We are not of the world but we certainly are in it. The problem for us, as for a ship, is not how deep is the worldly water, but how much of the water is getting inside? Jesus wanted the disciples to be proteoted from the evil of the world just as a ship bobbing on the high seas battens clown its hatches to keep from being flooded by the raging waves.

The same water that drowned all the people on earth lifted the ark up and in symbol baptized Noah and his family. To have been outside the ark was certain death. To be inside was life and safety. So it is with us. We want to navigate the troubled seas that engulf the world, and we need to keep our ship watertight to avoid the waters of the world from seeping inside and sinking us.

The prophet Isaiah compares the wicked to the constantly churning sea: “But the wicked are like the troubled sea, when it cannot rest, whose waters cast up mire and dirt. There is no peace, saith my God, to the wicked.”

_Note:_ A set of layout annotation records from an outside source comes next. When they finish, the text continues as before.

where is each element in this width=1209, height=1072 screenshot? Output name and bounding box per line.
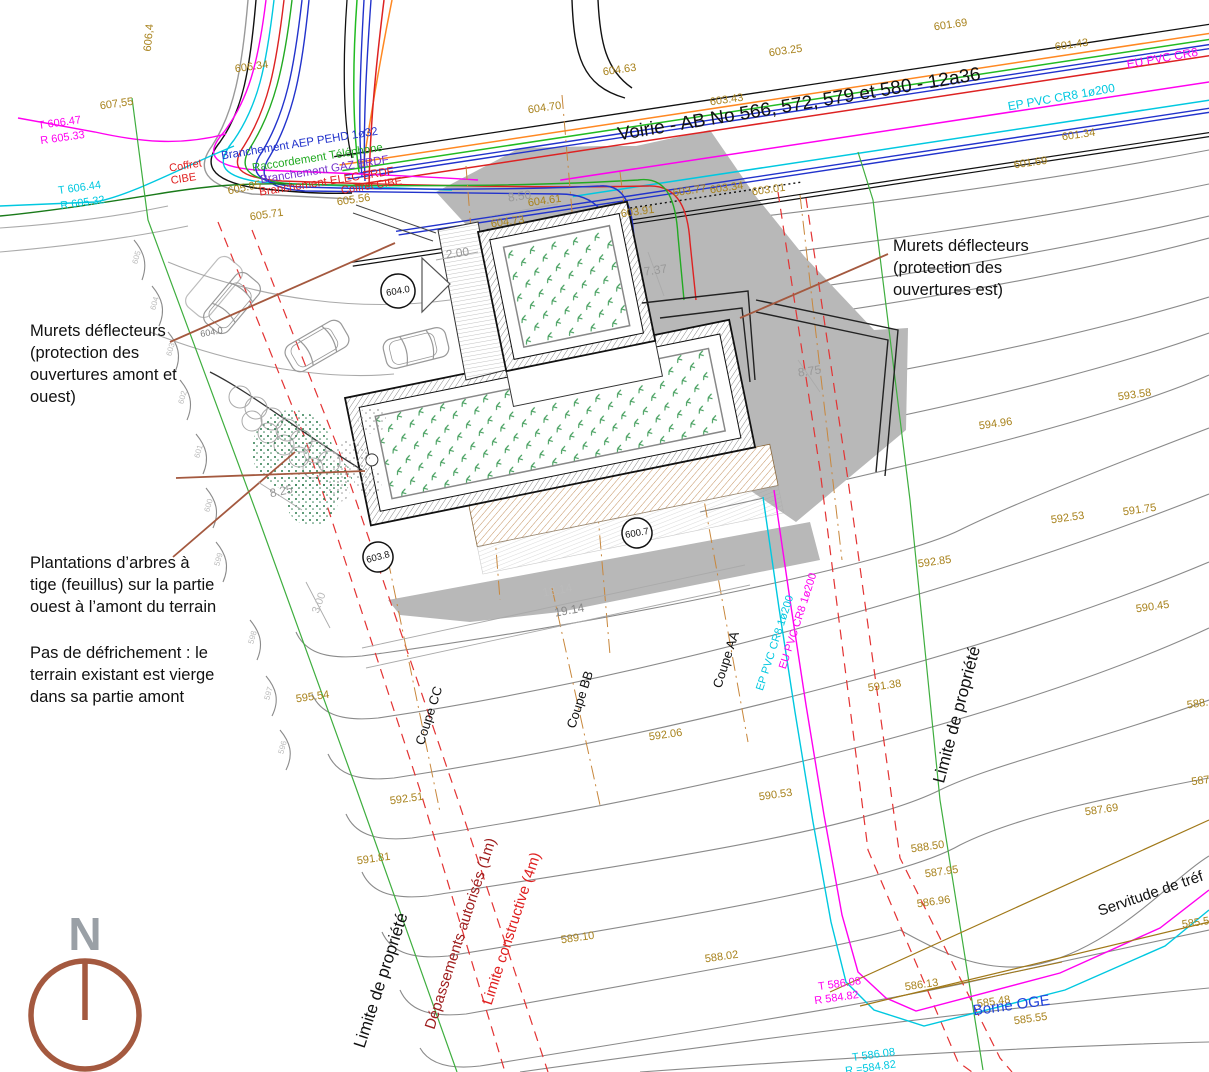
map-label: 590.45 — [1135, 599, 1170, 616]
map-label: 601.43 — [1054, 37, 1089, 54]
map-label: tige (feuillus) sur la partie — [30, 576, 214, 594]
map-label: 589.10 — [560, 930, 595, 947]
map-label: 587.69 — [1084, 802, 1119, 819]
map-label: CIBE — [170, 171, 197, 187]
map-label: 593.58 — [1117, 387, 1152, 404]
map-label: EU PVC CR8 — [1126, 45, 1200, 71]
map-label: Pas de défrichement : le — [30, 644, 208, 662]
map-label: 603.01 — [751, 182, 786, 199]
map-label: N — [68, 908, 101, 960]
map-label: Coupe BB — [563, 669, 596, 730]
map-label: 585.5 — [1181, 915, 1209, 931]
map-label: 590.53 — [758, 787, 793, 804]
map-label: ouvertures est) — [893, 281, 1003, 299]
map-label: Servitude de tréf — [1096, 868, 1206, 920]
site-plan-canvas: 606,4606.34607,55T 606.47R 605.33T 606.4… — [0, 0, 1209, 1072]
map-label: 605.71 — [249, 207, 284, 224]
tree-speckle — [252, 410, 352, 526]
map-label: 601.69 — [1013, 155, 1048, 172]
map-label: 606.34 — [234, 59, 269, 76]
map-label: 604.70 — [527, 100, 562, 117]
map-label: 588.50 — [910, 839, 945, 856]
north-arrow — [31, 961, 139, 1069]
elevation-bubble: 603.8 — [360, 539, 397, 576]
map-label: 588. — [1186, 697, 1209, 712]
map-label: R 605.32 — [60, 194, 106, 212]
map-label: 592.85 — [917, 554, 952, 571]
map-label: Coupe CC — [412, 684, 445, 746]
car — [381, 326, 450, 371]
map-label: Murets déflecteurs — [30, 322, 166, 340]
map-label: 588.02 — [704, 949, 739, 966]
map-label: ouest à l’amont du terrain — [30, 598, 216, 616]
map-label: 603.25 — [768, 43, 803, 60]
map-label: 594.96 — [978, 416, 1013, 433]
map-label: 592.53 — [1050, 510, 1085, 527]
map-label: 591.81 — [356, 851, 391, 868]
map-label: 601.69 — [933, 17, 968, 34]
map-label: 586.96 — [916, 894, 951, 911]
map-label: 585.55 — [1013, 1011, 1048, 1028]
map-label: 606,4 — [142, 24, 156, 52]
site-plan-svg: 606,4606.34607,55T 606.47R 605.33T 606.4… — [0, 0, 1209, 1072]
map-label: Voirie - AB No 566, 572, 579 et 580 - 12… — [616, 64, 982, 145]
map-label: EP PVC CR8 1ø200 — [1007, 81, 1117, 114]
map-label: Plantations d’arbres à — [30, 554, 190, 572]
map-label: Limite de propriété — [350, 910, 412, 1050]
map-label: Coupe AA — [710, 629, 742, 690]
map-label: (protection des — [893, 259, 1002, 277]
parked-cars — [182, 253, 451, 375]
car — [282, 317, 352, 375]
map-label: 605 — [131, 249, 143, 265]
map-label: Murets déflecteurs — [893, 237, 1029, 255]
map-label: 586.13 — [904, 977, 939, 994]
map-label: ouest) — [30, 388, 76, 406]
map-label: 607,55 — [99, 96, 134, 113]
map-label: 587 — [1191, 774, 1209, 788]
map-label: 604.63 — [602, 62, 637, 79]
map-label: 592.51 — [389, 791, 424, 808]
servitude-lines — [830, 820, 1209, 1006]
map-label: R 605.33 — [40, 129, 86, 147]
map-label: terrain existant est vierge — [30, 666, 214, 684]
map-label: (protection des — [30, 344, 139, 362]
map-label: 591.38 — [867, 678, 902, 695]
map-label: 587.95 — [924, 864, 959, 881]
map-label: ouvertures amont et — [30, 366, 177, 384]
map-label: dans sa partie amont — [30, 688, 185, 706]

The wicked of our day, like the wicked of Noah’s day, have filled every imagination of their hearts with only evil continually. They are troubled; they have no peace, and yet the prayer of Jesus was that we should have peace. “Peace I leave with you, my peace I give unto you: not as the world giveth, give I unto you. Let not your heart be troubled, neither let it be afraid.”

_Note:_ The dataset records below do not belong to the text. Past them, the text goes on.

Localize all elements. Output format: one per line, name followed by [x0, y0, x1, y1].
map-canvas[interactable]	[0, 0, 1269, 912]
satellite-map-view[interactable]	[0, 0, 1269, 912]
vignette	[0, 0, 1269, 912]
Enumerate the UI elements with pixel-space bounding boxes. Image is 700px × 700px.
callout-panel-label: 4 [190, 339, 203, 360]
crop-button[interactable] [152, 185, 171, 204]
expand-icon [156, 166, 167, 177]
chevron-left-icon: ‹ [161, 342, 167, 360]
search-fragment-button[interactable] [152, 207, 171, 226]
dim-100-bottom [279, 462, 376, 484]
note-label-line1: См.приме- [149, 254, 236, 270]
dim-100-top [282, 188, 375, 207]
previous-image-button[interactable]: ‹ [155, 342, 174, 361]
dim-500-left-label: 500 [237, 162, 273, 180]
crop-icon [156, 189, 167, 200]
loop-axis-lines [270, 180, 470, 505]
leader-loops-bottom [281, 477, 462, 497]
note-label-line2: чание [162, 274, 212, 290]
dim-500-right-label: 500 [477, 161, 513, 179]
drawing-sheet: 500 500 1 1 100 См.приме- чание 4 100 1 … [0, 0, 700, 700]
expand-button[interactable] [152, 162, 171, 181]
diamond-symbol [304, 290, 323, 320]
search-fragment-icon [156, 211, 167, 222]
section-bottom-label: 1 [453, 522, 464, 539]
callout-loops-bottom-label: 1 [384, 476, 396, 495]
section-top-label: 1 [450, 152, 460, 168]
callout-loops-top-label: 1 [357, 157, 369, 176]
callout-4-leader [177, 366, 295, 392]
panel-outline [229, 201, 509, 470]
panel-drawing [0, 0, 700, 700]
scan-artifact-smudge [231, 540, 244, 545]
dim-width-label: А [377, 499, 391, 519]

As we must make our ship a watertight vessel against the raging waters of this world, so we need to fill our minds with the pure teachings of the God of our salvation. Then Christ will be the captain of our ship, and we can smile at the storms of life. Jesus could sleep peacefully in the bottom of the boat while all those around him were in a state of panic. He calmed the sea, and he can calm our fears also.

We have been given the promise, “Thou wilt keep him in perfect peace whose mind is stayed on thee because he trusteth in thee.” Let us keep Christ in our vessel by keeping our minds pure, meditating on the word of God, and may the peace of God that passes all understanding fill our hearts and minds as we wait on him.